Nous pourrions également réfléchir aux types de transferts sur lesquels nous aurons à progresser. A cet égard, je rappelle que la valorisation ne réside pas uniquement dans la création d'entreprises et ce, dans un contexte où le temps est un élément déterminant. Les Israéliens par exemple essaient plutôt de s'associer à des jeunes entreprises innovantes que de créer leur propre entreprise, ce qui leur permet de faire réussir leurs innovations beaucoup plus rapidement.

Certaines entreprises méritent d'être créées et développées. Néanmoins, nous devons garder à l'esprit qu'il n'existe pas une seule méthode. Or, en France, nous ne sommes pas assez ouverts à ce sujet.

Cet été, j'ai eu l'occasion de faire un « coup d'éclat » en autorisant l'utilisation de l'impôt sur la fortune par les holdings et non plus seulement par les personnes physiques pour l'investissement dans la recherche.
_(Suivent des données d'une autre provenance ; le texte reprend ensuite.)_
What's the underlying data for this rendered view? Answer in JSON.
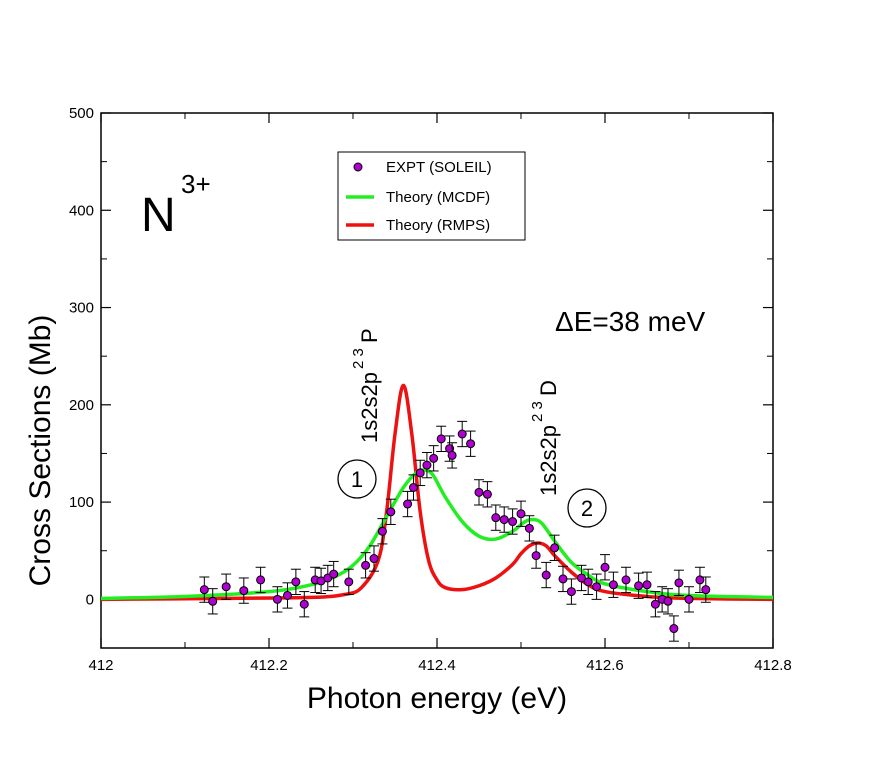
{
  "chart_data": {
    "type": "line",
    "title": "",
    "xlabel": "Photon energy (eV)",
    "ylabel": "Cross Sections (Mb)",
    "xlim": [
      412.0,
      412.8
    ],
    "ylim": [
      -50,
      500
    ],
    "xticks": [
      412.0,
      412.2,
      412.4,
      412.6,
      412.8
    ],
    "xtick_labels": [
      "412",
      "412.2",
      "412.4",
      "412.6",
      "412.8"
    ],
    "yticks": [
      0,
      100,
      200,
      300,
      400,
      500
    ],
    "ytick_labels": [
      "0",
      "100",
      "200",
      "300",
      "400",
      "500"
    ],
    "legend": {
      "position": "top-center",
      "entries": [
        {
          "label": "EXPT (SOLEIL)",
          "marker": "circle",
          "color": "#b000d0"
        },
        {
          "label": "Theory (MCDF)",
          "marker": "line",
          "color": "#22ee22"
        },
        {
          "label": "Theory (RMPS)",
          "marker": "line",
          "color": "#ee1111"
        }
      ]
    },
    "annotations": {
      "ion_base": "N",
      "ion_charge": "3+",
      "delta_e": "ΔE=38 meV",
      "peak1_base": "1s2s2p",
      "peak1_sup": "2 3",
      "peak1_term": "P",
      "peak2_base": "1s2s2p",
      "peak2_sup": "2 3",
      "peak2_term": "D",
      "circle1": "1",
      "circle2": "2"
    },
    "series": [
      {
        "name": "EXPT (SOLEIL)",
        "type": "scatter",
        "color": "#b000d0",
        "x": [
          412.123,
          412.133,
          412.149,
          412.17,
          412.19,
          412.21,
          412.222,
          412.232,
          412.242,
          412.255,
          412.262,
          412.27,
          412.277,
          412.295,
          412.315,
          412.325,
          412.335,
          412.345,
          412.365,
          412.372,
          412.38,
          412.388,
          412.396,
          412.405,
          412.415,
          412.418,
          412.43,
          412.44,
          412.45,
          412.46,
          412.47,
          412.48,
          412.49,
          412.5,
          412.51,
          412.518,
          412.53,
          412.54,
          412.55,
          412.56,
          412.572,
          412.58,
          412.59,
          412.6,
          412.61,
          412.625,
          412.64,
          412.65,
          412.66,
          412.668,
          412.675,
          412.682,
          412.688,
          412.7,
          412.713,
          412.72
        ],
        "y": [
          10,
          -2,
          13,
          9,
          20,
          0,
          4,
          18,
          -5,
          20,
          19,
          22,
          26,
          18,
          35,
          42,
          70,
          90,
          98,
          115,
          130,
          138,
          145,
          165,
          155,
          148,
          170,
          160,
          110,
          108,
          84,
          82,
          80,
          88,
          73,
          45,
          25,
          53,
          21,
          8,
          22,
          18,
          13,
          33,
          15,
          20,
          14,
          15,
          -5,
          0,
          -2,
          -30,
          17,
          0,
          20,
          10
        ],
        "err": [
          13,
          13,
          13,
          13,
          13,
          13,
          13,
          13,
          13,
          13,
          13,
          13,
          13,
          13,
          13,
          13,
          13,
          13,
          13,
          13,
          13,
          13,
          13,
          13,
          13,
          13,
          13,
          13,
          13,
          13,
          13,
          13,
          13,
          13,
          13,
          13,
          13,
          13,
          13,
          13,
          13,
          13,
          13,
          13,
          13,
          13,
          13,
          13,
          13,
          13,
          13,
          13,
          13,
          13,
          13,
          13
        ]
      },
      {
        "name": "Theory (MCDF)",
        "type": "line",
        "color": "#22ee22",
        "x": [
          412.0,
          412.1,
          412.2,
          412.25,
          412.28,
          412.3,
          412.32,
          412.34,
          412.36,
          412.375,
          412.385,
          412.395,
          412.41,
          412.43,
          412.45,
          412.47,
          412.49,
          412.505,
          412.515,
          412.525,
          412.54,
          412.56,
          412.58,
          412.6,
          412.65,
          412.7,
          412.8
        ],
        "y": [
          1,
          3,
          8,
          15,
          24,
          35,
          55,
          85,
          115,
          130,
          133,
          128,
          105,
          80,
          65,
          62,
          70,
          80,
          82,
          78,
          60,
          38,
          25,
          16,
          8,
          4,
          2
        ]
      },
      {
        "name": "Theory (RMPS)",
        "type": "line",
        "color": "#ee1111",
        "x": [
          412.0,
          412.15,
          412.25,
          412.29,
          412.31,
          412.33,
          412.34,
          412.35,
          412.36,
          412.37,
          412.38,
          412.39,
          412.4,
          412.41,
          412.43,
          412.45,
          412.47,
          412.49,
          412.5,
          412.51,
          412.52,
          412.53,
          412.54,
          412.56,
          412.58,
          412.6,
          412.65,
          412.7,
          412.8
        ],
        "y": [
          0,
          1,
          2,
          5,
          12,
          40,
          90,
          170,
          220,
          170,
          90,
          40,
          20,
          12,
          10,
          14,
          22,
          36,
          47,
          55,
          58,
          55,
          45,
          28,
          15,
          8,
          3,
          1,
          0
        ]
      }
    ]
  }
}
Je reconnais néanmoins que ce n'est pas ce secteur qui financera la preuve du concept. Ce type d'investissement intervient trop en amont pour que les business angels puissent le faire.

Dans le cadre de la loi sur l'université, nous avons créé deux types de fondations : la fondation de l'université sans personnalité morale d'une part, et la fondation partenariale d'autre part. Ces deux fondations sont simples à mettre en place. Toutes les universités devraient se doter d'un tel outil pour commencer à collecter des fonds.
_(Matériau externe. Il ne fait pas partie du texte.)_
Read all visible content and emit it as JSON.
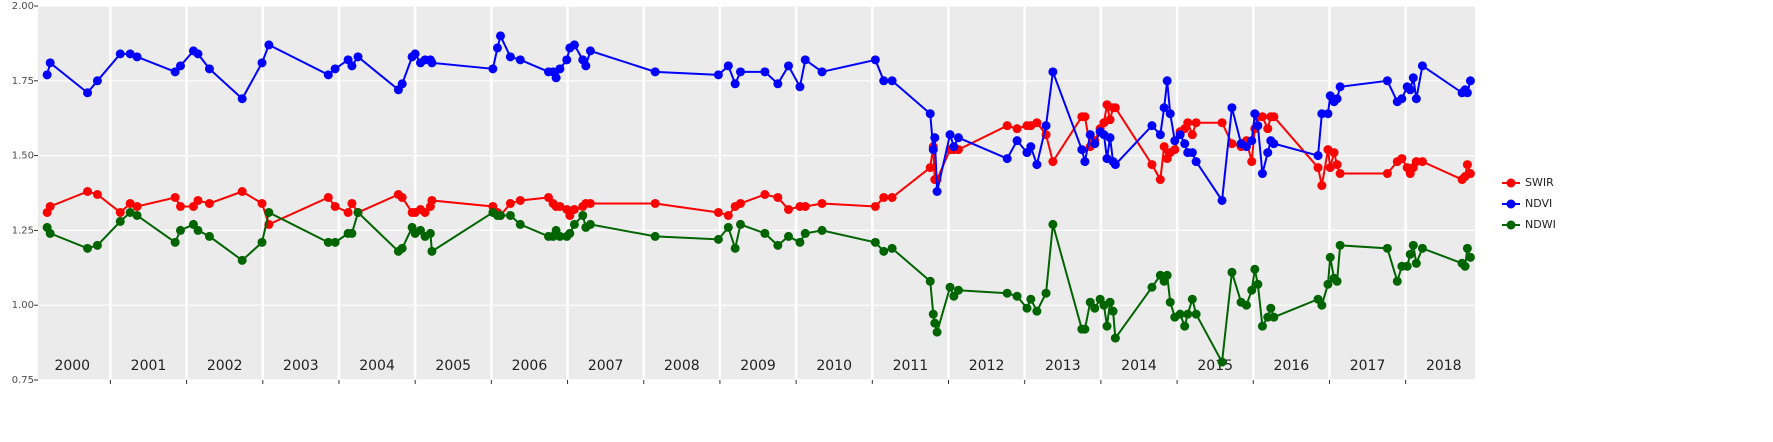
{
  "chart_data": {
    "type": "line",
    "x": [
      2000.17,
      2000.21,
      2000.7,
      2000.83,
      2001.13,
      2001.26,
      2001.35,
      2001.85,
      2001.92,
      2002.09,
      2002.15,
      2002.3,
      2002.73,
      2002.99,
      2003.08,
      2003.86,
      2003.95,
      2004.12,
      2004.17,
      2004.25,
      2004.78,
      2004.83,
      2004.96,
      2005.0,
      2005.07,
      2005.13,
      2005.2,
      2005.22,
      2006.02,
      2006.08,
      2006.12,
      2006.25,
      2006.38,
      2006.75,
      2006.81,
      2006.85,
      2006.9,
      2006.99,
      2007.03,
      2007.09,
      2007.2,
      2007.24,
      2007.3,
      2008.15,
      2008.98,
      2009.11,
      2009.2,
      2009.27,
      2009.59,
      2009.76,
      2009.9,
      2010.05,
      2010.12,
      2010.34,
      2011.04,
      2011.15,
      2011.26,
      2011.76,
      2011.8,
      2011.82,
      2011.85,
      2012.02,
      2012.07,
      2012.13,
      2012.77,
      2012.9,
      2013.03,
      2013.08,
      2013.16,
      2013.28,
      2013.37,
      2013.75,
      2013.79,
      2013.86,
      2013.92,
      2013.99,
      2014.04,
      2014.08,
      2014.12,
      2014.16,
      2014.19,
      2014.67,
      2014.78,
      2014.83,
      2014.87,
      2014.91,
      2014.97,
      2015.04,
      2015.1,
      2015.14,
      2015.2,
      2015.25,
      2015.59,
      2015.72,
      2015.84,
      2015.91,
      2015.98,
      2016.02,
      2016.06,
      2016.12,
      2016.19,
      2016.23,
      2016.27,
      2016.85,
      2016.9,
      2016.98,
      2017.01,
      2017.06,
      2017.1,
      2017.14,
      2017.76,
      2017.89,
      2017.95,
      2018.02,
      2018.06,
      2018.1,
      2018.14,
      2018.22,
      2018.74,
      2018.78,
      2018.81,
      2018.85
    ],
    "series": [
      {
        "name": "SWIR",
        "color": "#ff0000",
        "values": [
          1.31,
          1.33,
          1.38,
          1.37,
          1.31,
          1.34,
          1.33,
          1.36,
          1.33,
          1.33,
          1.35,
          1.34,
          1.38,
          1.34,
          1.27,
          1.36,
          1.33,
          1.31,
          1.34,
          1.31,
          1.37,
          1.36,
          1.31,
          1.31,
          1.32,
          1.31,
          1.33,
          1.35,
          1.33,
          1.31,
          1.3,
          1.34,
          1.35,
          1.36,
          1.34,
          1.33,
          1.33,
          1.32,
          1.3,
          1.32,
          1.33,
          1.34,
          1.34,
          1.34,
          1.31,
          1.3,
          1.33,
          1.34,
          1.37,
          1.36,
          1.32,
          1.33,
          1.33,
          1.34,
          1.33,
          1.36,
          1.36,
          1.46,
          1.53,
          1.42,
          1.42,
          1.52,
          1.52,
          1.52,
          1.6,
          1.59,
          1.6,
          1.6,
          1.61,
          1.57,
          1.48,
          1.63,
          1.63,
          1.53,
          1.55,
          1.59,
          1.61,
          1.67,
          1.62,
          1.66,
          1.66,
          1.47,
          1.42,
          1.53,
          1.49,
          1.51,
          1.52,
          1.58,
          1.59,
          1.61,
          1.57,
          1.61,
          1.61,
          1.54,
          1.53,
          1.55,
          1.48,
          1.59,
          1.63,
          1.63,
          1.59,
          1.63,
          1.63,
          1.46,
          1.4,
          1.52,
          1.46,
          1.51,
          1.47,
          1.44,
          1.44,
          1.48,
          1.49,
          1.46,
          1.44,
          1.46,
          1.48,
          1.48,
          1.42,
          1.43,
          1.47,
          1.44
        ]
      },
      {
        "name": "NDVI",
        "color": "#0000ff",
        "values": [
          1.77,
          1.81,
          1.71,
          1.75,
          1.84,
          1.84,
          1.83,
          1.78,
          1.8,
          1.85,
          1.84,
          1.79,
          1.69,
          1.81,
          1.87,
          1.77,
          1.79,
          1.82,
          1.8,
          1.83,
          1.72,
          1.74,
          1.83,
          1.84,
          1.81,
          1.82,
          1.82,
          1.81,
          1.79,
          1.86,
          1.9,
          1.83,
          1.82,
          1.78,
          1.78,
          1.76,
          1.79,
          1.82,
          1.86,
          1.87,
          1.82,
          1.8,
          1.85,
          1.78,
          1.77,
          1.8,
          1.74,
          1.78,
          1.78,
          1.74,
          1.8,
          1.73,
          1.82,
          1.78,
          1.82,
          1.75,
          1.75,
          1.64,
          1.52,
          1.56,
          1.38,
          1.57,
          1.53,
          1.56,
          1.49,
          1.55,
          1.51,
          1.53,
          1.47,
          1.6,
          1.78,
          1.52,
          1.48,
          1.57,
          1.54,
          1.58,
          1.57,
          1.49,
          1.56,
          1.48,
          1.47,
          1.6,
          1.57,
          1.66,
          1.75,
          1.64,
          1.55,
          1.57,
          1.54,
          1.51,
          1.51,
          1.48,
          1.35,
          1.66,
          1.54,
          1.53,
          1.55,
          1.64,
          1.6,
          1.44,
          1.51,
          1.55,
          1.54,
          1.5,
          1.64,
          1.64,
          1.7,
          1.68,
          1.69,
          1.73,
          1.75,
          1.68,
          1.69,
          1.73,
          1.72,
          1.76,
          1.69,
          1.8,
          1.71,
          1.72,
          1.71,
          1.75
        ]
      },
      {
        "name": "NDWI",
        "color": "#006400",
        "values": [
          1.26,
          1.24,
          1.19,
          1.2,
          1.28,
          1.31,
          1.3,
          1.21,
          1.25,
          1.27,
          1.25,
          1.23,
          1.15,
          1.21,
          1.31,
          1.21,
          1.21,
          1.24,
          1.24,
          1.31,
          1.18,
          1.19,
          1.26,
          1.24,
          1.25,
          1.23,
          1.24,
          1.18,
          1.31,
          1.3,
          1.3,
          1.3,
          1.27,
          1.23,
          1.23,
          1.25,
          1.23,
          1.23,
          1.24,
          1.27,
          1.3,
          1.26,
          1.27,
          1.23,
          1.22,
          1.26,
          1.19,
          1.27,
          1.24,
          1.2,
          1.23,
          1.21,
          1.24,
          1.25,
          1.21,
          1.18,
          1.19,
          1.08,
          0.97,
          0.94,
          0.91,
          1.06,
          1.03,
          1.05,
          1.04,
          1.03,
          0.99,
          1.02,
          0.98,
          1.04,
          1.27,
          0.92,
          0.92,
          1.01,
          0.99,
          1.02,
          1.0,
          0.93,
          1.01,
          0.98,
          0.89,
          1.06,
          1.1,
          1.08,
          1.1,
          1.01,
          0.96,
          0.97,
          0.93,
          0.97,
          1.02,
          0.97,
          0.81,
          1.11,
          1.01,
          1.0,
          1.05,
          1.12,
          1.07,
          0.93,
          0.96,
          0.99,
          0.96,
          1.02,
          1.0,
          1.07,
          1.16,
          1.09,
          1.08,
          1.2,
          1.19,
          1.08,
          1.13,
          1.13,
          1.17,
          1.2,
          1.14,
          1.19,
          1.14,
          1.13,
          1.19,
          1.16
        ]
      }
    ],
    "xlim": [
      2000.05,
      2018.91
    ],
    "xticks": [
      2001,
      2002,
      2003,
      2004,
      2005,
      2006,
      2007,
      2008,
      2009,
      2010,
      2011,
      2012,
      2013,
      2014,
      2015,
      2016,
      2017,
      2018
    ],
    "ylim": [
      0.75,
      2.0
    ],
    "yticks": [
      {
        "value": 0.75,
        "label": "0.75"
      },
      {
        "value": 1.0,
        "label": "1.00"
      },
      {
        "value": 1.25,
        "label": "1.25"
      },
      {
        "value": 1.5,
        "label": "1.50"
      },
      {
        "value": 1.75,
        "label": "1.75"
      },
      {
        "value": 2.0,
        "label": "2.00"
      }
    ],
    "annotations": [
      {
        "text": "2000",
        "x": 2000.5
      },
      {
        "text": "2001",
        "x": 2001.5
      },
      {
        "text": "2002",
        "x": 2002.5
      },
      {
        "text": "2003",
        "x": 2003.5
      },
      {
        "text": "2004",
        "x": 2004.5
      },
      {
        "text": "2005",
        "x": 2005.5
      },
      {
        "text": "2006",
        "x": 2006.5
      },
      {
        "text": "2007",
        "x": 2007.5
      },
      {
        "text": "2008",
        "x": 2008.5
      },
      {
        "text": "2009",
        "x": 2009.5
      },
      {
        "text": "2010",
        "x": 2010.5
      },
      {
        "text": "2011",
        "x": 2011.5
      },
      {
        "text": "2012",
        "x": 2012.5
      },
      {
        "text": "2013",
        "x": 2013.5
      },
      {
        "text": "2014",
        "x": 2014.5
      },
      {
        "text": "2015",
        "x": 2015.5
      },
      {
        "text": "2016",
        "x": 2016.5
      },
      {
        "text": "2017",
        "x": 2017.5
      },
      {
        "text": "2018",
        "x": 2018.5
      }
    ],
    "grid": true,
    "legend": "right"
  }
}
J'avais proposé un amendement qui n'a pas été retenu, mais que je présenterai à nouveau. Actuellement, il est possible de placer l'impôt sur la fortune dans le capital d'une entreprise ayant vocation à investir et à se développer. J'avais émis l'idée qu'une petite part de ces 50 000 euros, par exemple 10 000 euros, soit obligatoirement réservée à des investissements dans les fondations universitaires et dans les fondations de recherche.

Les intervenants ont eu raison de souligner que les masses financières consacrées à la recherche n'étaient pas à la hauteur des enjeux actuels.

Nous avons travaillé sur d'autres pistes, comme la possibilité de créer des SOFICA, comme dans le cinéma. Ces questions sont en cours de réflexion. Nous sommes ouverts à toute forme de suggestion.

Je remercierai les quatre intervenants qui, malgré leur emploi du temps extrêmement chargé, ont accepté d'alimenter la réflexion sur cette thématique. Je vous remercie d'avoir été aussi nombreux et fidèles.

Je réitère tous mes remerciements au Président du Sénat, qui est extrêmement ouvert sur ces questions.

Enfin, j'adresserai mes remerciements chaleureux aux personnes qui ont travaillé dans l'ombre pour organiser cette manifestation.

Laurent KOTT

Je remercie le Sénateur Adnot, non seulement pour avoir organisé cette manifestation, mais parce que c'est la première fois, sur ce type de sujet, que je participe à une table ronde à majorité féminine. Pour être toujours plus innovant, le prochain objectif sera d'organiser une table ronde sans cravate.